Measure distance in n dimensions with Pythagoras (betterexplained.com)
Very simple, but there are some good examples here about how you might do this to quantify similarity in users based on their expressed preferences. Simple techniques are often best.
11 comments
[ 5.8 ms ] story [ 27.7 ms ] threadWhile the method presented is really simple, it's tricky to think of it as "intuitive" when n>3 without looking at a proof.
Additionally, while they /are/ harder to access, reading and understanding various proofs in Math can be an even more beautiful and enlightening experience than just seeing the practical result.
Maybe it's the difference between realizing that setf can be using on all the generalized variables and actually reading the source and seeing why. Math is full of clever hacks.
From http://www.jgc.org/tsc/
Camouflage (GWI!Camouflage!HTML) What: Like Invisible Ink, but instead of using identical colors (e.g. white on white) use very similar colors. Date added: June 2, 2003 Example from the wild: The colors 1133333, 123939, and 423939 are chosen to be very similar without being the same)

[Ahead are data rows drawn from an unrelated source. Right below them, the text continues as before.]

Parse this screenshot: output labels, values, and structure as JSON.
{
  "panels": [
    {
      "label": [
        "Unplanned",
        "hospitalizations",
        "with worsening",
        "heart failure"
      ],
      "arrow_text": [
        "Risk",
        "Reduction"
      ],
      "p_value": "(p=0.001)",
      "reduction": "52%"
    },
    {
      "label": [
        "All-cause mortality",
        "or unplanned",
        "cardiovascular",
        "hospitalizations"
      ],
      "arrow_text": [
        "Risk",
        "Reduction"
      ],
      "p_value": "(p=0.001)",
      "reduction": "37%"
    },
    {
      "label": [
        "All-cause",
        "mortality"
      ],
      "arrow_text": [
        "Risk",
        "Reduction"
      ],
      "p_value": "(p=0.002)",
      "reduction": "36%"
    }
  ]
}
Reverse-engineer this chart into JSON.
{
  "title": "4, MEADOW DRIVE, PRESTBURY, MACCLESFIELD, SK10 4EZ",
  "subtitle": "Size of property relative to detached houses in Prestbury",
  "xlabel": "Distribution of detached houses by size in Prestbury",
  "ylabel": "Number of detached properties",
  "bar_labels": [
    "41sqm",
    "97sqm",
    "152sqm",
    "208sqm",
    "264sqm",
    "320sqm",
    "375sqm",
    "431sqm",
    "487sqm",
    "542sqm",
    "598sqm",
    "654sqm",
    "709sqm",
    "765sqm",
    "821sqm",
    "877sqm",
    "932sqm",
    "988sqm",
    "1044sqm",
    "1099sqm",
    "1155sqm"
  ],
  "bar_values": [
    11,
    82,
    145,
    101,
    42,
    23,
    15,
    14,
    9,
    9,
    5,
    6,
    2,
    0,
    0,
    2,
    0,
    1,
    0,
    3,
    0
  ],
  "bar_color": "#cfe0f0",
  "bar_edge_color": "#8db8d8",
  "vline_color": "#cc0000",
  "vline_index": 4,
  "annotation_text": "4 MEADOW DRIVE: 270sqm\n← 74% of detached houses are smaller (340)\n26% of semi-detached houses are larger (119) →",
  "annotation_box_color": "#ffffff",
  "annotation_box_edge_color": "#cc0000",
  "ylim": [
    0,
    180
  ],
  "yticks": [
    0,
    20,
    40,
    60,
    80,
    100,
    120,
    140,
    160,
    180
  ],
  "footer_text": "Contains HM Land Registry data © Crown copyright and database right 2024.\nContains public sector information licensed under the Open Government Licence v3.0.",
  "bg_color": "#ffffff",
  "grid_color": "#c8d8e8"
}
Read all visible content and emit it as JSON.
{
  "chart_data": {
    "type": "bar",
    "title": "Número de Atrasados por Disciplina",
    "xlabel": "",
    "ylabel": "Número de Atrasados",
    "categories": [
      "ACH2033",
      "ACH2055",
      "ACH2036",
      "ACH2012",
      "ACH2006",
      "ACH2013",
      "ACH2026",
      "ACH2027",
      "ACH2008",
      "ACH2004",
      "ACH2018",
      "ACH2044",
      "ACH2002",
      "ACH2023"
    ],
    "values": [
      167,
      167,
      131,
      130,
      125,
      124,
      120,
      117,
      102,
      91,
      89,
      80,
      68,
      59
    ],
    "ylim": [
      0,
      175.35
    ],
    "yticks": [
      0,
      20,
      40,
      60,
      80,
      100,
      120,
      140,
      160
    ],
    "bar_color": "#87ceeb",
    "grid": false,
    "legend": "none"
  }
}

<table bgcolor="#113333"><tr><td><font color="#123939">those rearing lands</font><br> <table><tr><td><br><font color="yellow" size=5><b>Plasticine sex-cartoons.</b></font><br> <font color="#423939">eel harness highest</font><br> <font color="white" size=3>Absolutely new category of adu1t sites. </td></tr></table> <font color="#123939">nobody jets held<br>Northumbria- diamond sleep</font></td></tr></table>
%See for example: http://en.wikipedia.org/wiki/Distance
http://en.wikipedia.org/wiki/Metric_space
edit: read the second section on how to establish something is a metric space. (in the wiki article)

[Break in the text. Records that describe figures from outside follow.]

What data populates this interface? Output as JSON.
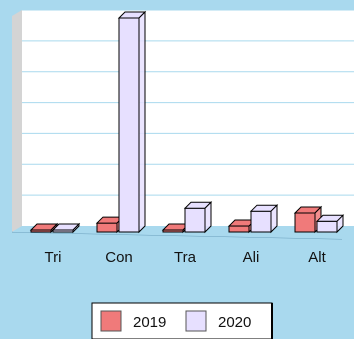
{
  "chart_data": {
    "type": "bar",
    "categories": [
      "Tri",
      "Con",
      "Tra",
      "Ali",
      "Alt"
    ],
    "series": [
      {
        "name": "2019",
        "values": [
          0.3,
          1.5,
          0.3,
          1,
          3.2
        ]
      },
      {
        "name": "2020",
        "values": [
          0.3,
          36,
          4,
          3.5,
          1.8
        ]
      }
    ],
    "ylim": [
      0,
      36
    ],
    "grid": true,
    "legend_position": "bottom",
    "colors": {
      "2019": "#f07a7a",
      "2020": "#e7e0ff",
      "plot_background": "#ffffff",
      "gridline": "#a9d9ee",
      "floor": "#a9d9ee",
      "side_wall": "#d4d4d4",
      "outline": "#000000"
    }
  }
}
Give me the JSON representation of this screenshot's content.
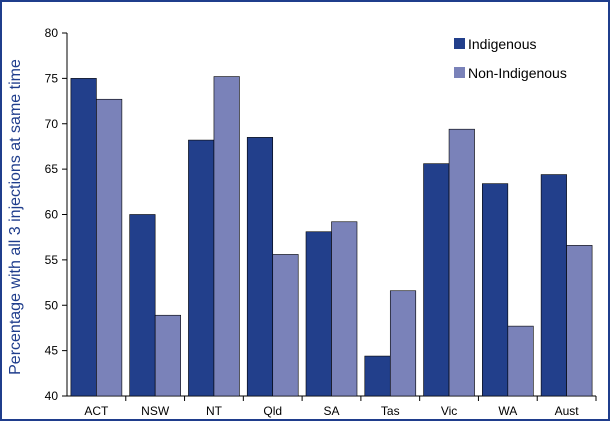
{
  "colors": {
    "frame": "#1f3d8c",
    "axis": "#000000",
    "text": "#000000",
    "ylabel": "#1f3d8c",
    "indigenous": "#223f8b",
    "non_indigenous": "#7a82b9",
    "background": "#ffffff"
  },
  "chart_data": {
    "type": "bar",
    "title": "",
    "xlabel": "",
    "ylabel": "Percentage with all 3 injections at same time",
    "ylim": [
      40,
      80
    ],
    "yticks": [
      40,
      45,
      50,
      55,
      60,
      65,
      70,
      75,
      80
    ],
    "grid": false,
    "legend_position": "top-right",
    "categories": [
      "ACT",
      "NSW",
      "NT",
      "Qld",
      "SA",
      "Tas",
      "Vic",
      "WA",
      "Aust"
    ],
    "series": [
      {
        "name": "Indigenous",
        "color_key": "indigenous",
        "values": [
          75.0,
          60.0,
          68.2,
          68.5,
          58.1,
          44.4,
          65.6,
          63.4,
          64.4
        ]
      },
      {
        "name": "Non-Indigenous",
        "color_key": "non_indigenous",
        "values": [
          72.7,
          48.9,
          75.2,
          55.6,
          59.2,
          51.6,
          69.4,
          47.7,
          56.6
        ]
      }
    ]
  }
}
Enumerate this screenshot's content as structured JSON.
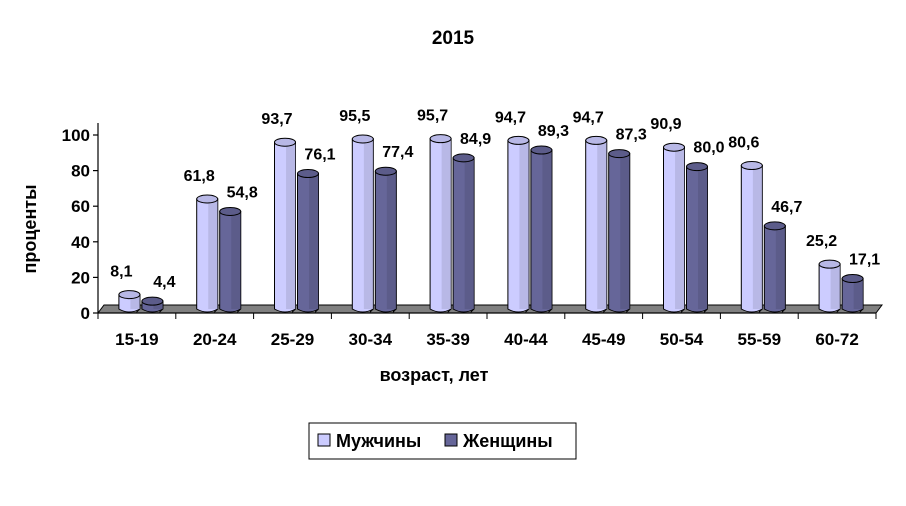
{
  "chart_data": {
    "type": "bar",
    "title": "2015",
    "xlabel": "возраст, лет",
    "ylabel": "проценты",
    "categories": [
      "15-19",
      "20-24",
      "25-29",
      "30-34",
      "35-39",
      "40-44",
      "45-49",
      "50-54",
      "55-59",
      "60-72"
    ],
    "series": [
      {
        "name": "Мужчины",
        "color": "#ccccff",
        "values": [
          8.1,
          61.8,
          93.7,
          95.5,
          95.7,
          94.7,
          94.7,
          90.9,
          80.6,
          25.2
        ],
        "labels": [
          "8,1",
          "61,8",
          "93,7",
          "95,5",
          "95,7",
          "94,7",
          "94,7",
          "90,9",
          "80,6",
          "25,2"
        ]
      },
      {
        "name": "Женщины",
        "color": "#666699",
        "values": [
          4.4,
          54.8,
          76.1,
          77.4,
          84.9,
          89.3,
          87.3,
          80.0,
          46.7,
          17.1
        ],
        "labels": [
          "4,4",
          "54,8",
          "76,1",
          "77,4",
          "84,9",
          "89,3",
          "87,3",
          "80,0",
          "46,7",
          "17,1"
        ]
      }
    ],
    "ylim": [
      0,
      100
    ],
    "yticks": [
      0,
      20,
      40,
      60,
      80,
      100
    ],
    "grid": false,
    "legend_position": "bottom"
  }
}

But finding the distance between two N-D points isn't really hard at all.
What is hard is finding the distance between a point and a set of points. Or a set and a set.

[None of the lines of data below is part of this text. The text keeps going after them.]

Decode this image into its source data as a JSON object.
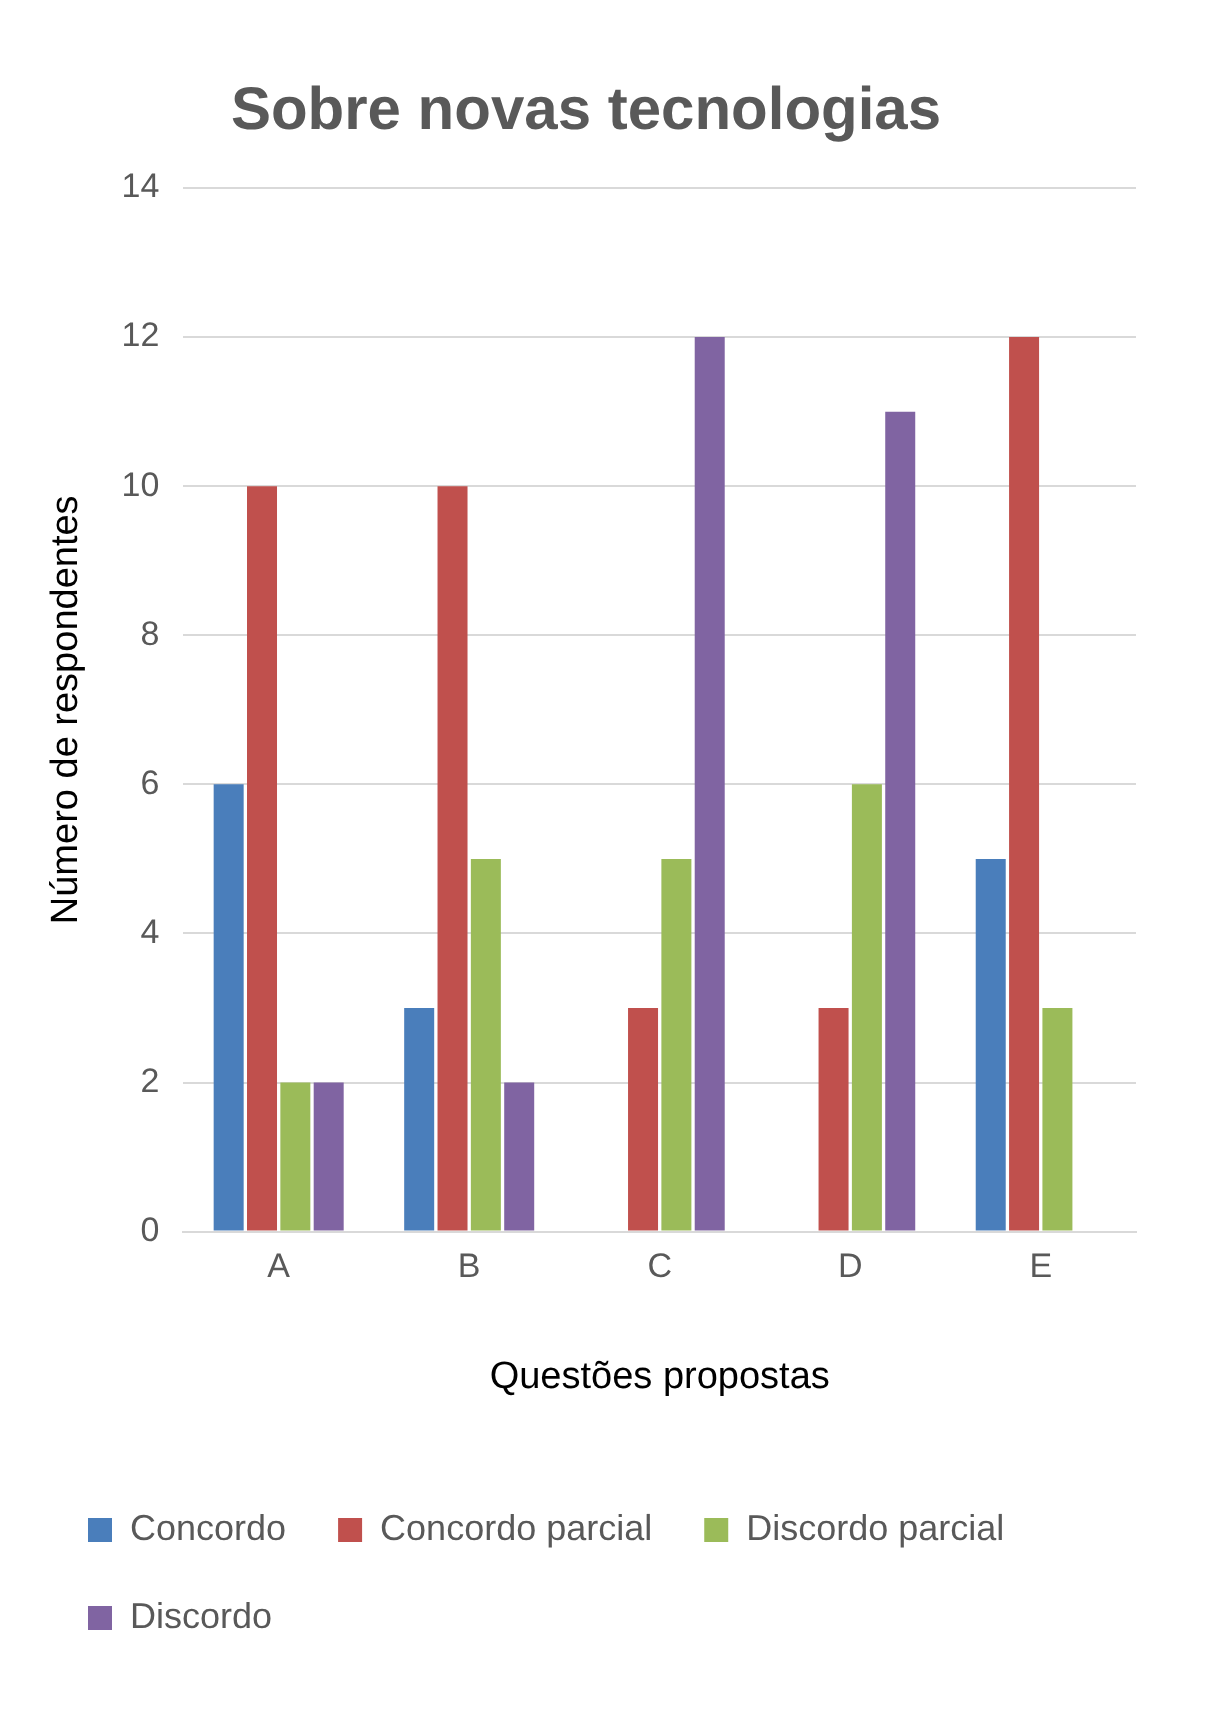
{
  "chart_data": {
    "type": "bar",
    "title": "Sobre novas tecnologias",
    "xlabel": "Questões propostas",
    "ylabel": "Número de respondentes",
    "categories": [
      "A",
      "B",
      "C",
      "D",
      "E"
    ],
    "series": [
      {
        "name": "Concordo",
        "color": "#4a7ebb",
        "values": [
          6,
          3,
          0,
          0,
          5
        ]
      },
      {
        "name": "Concordo parcial",
        "color": "#c0504d",
        "values": [
          10,
          10,
          3,
          3,
          12
        ]
      },
      {
        "name": "Discordo parcial",
        "color": "#9bbb59",
        "values": [
          2,
          5,
          5,
          6,
          3
        ]
      },
      {
        "name": "Discordo",
        "color": "#8064a2",
        "values": [
          2,
          2,
          12,
          11,
          0
        ]
      }
    ],
    "ylim": [
      0,
      14
    ],
    "yticks": [
      0,
      2,
      4,
      6,
      8,
      10,
      12,
      14
    ],
    "grid": "y",
    "legend": "bottom"
  }
}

Doing exhaustive search is wasteful.
If you're interested, look in to K-D trees as a real solution. Best-bin-first modified K-D trees are the basis of the SIFT object instance recognition feature matching algorithm. Break an image into a set of ND features. Matching a geometrically consistent subset of those features to a previously seen object works extremely well.
The algorithm is general. Change and add features to make it more powerful or faster. But the idea of using a set of ND linear features to describe an object should last for years.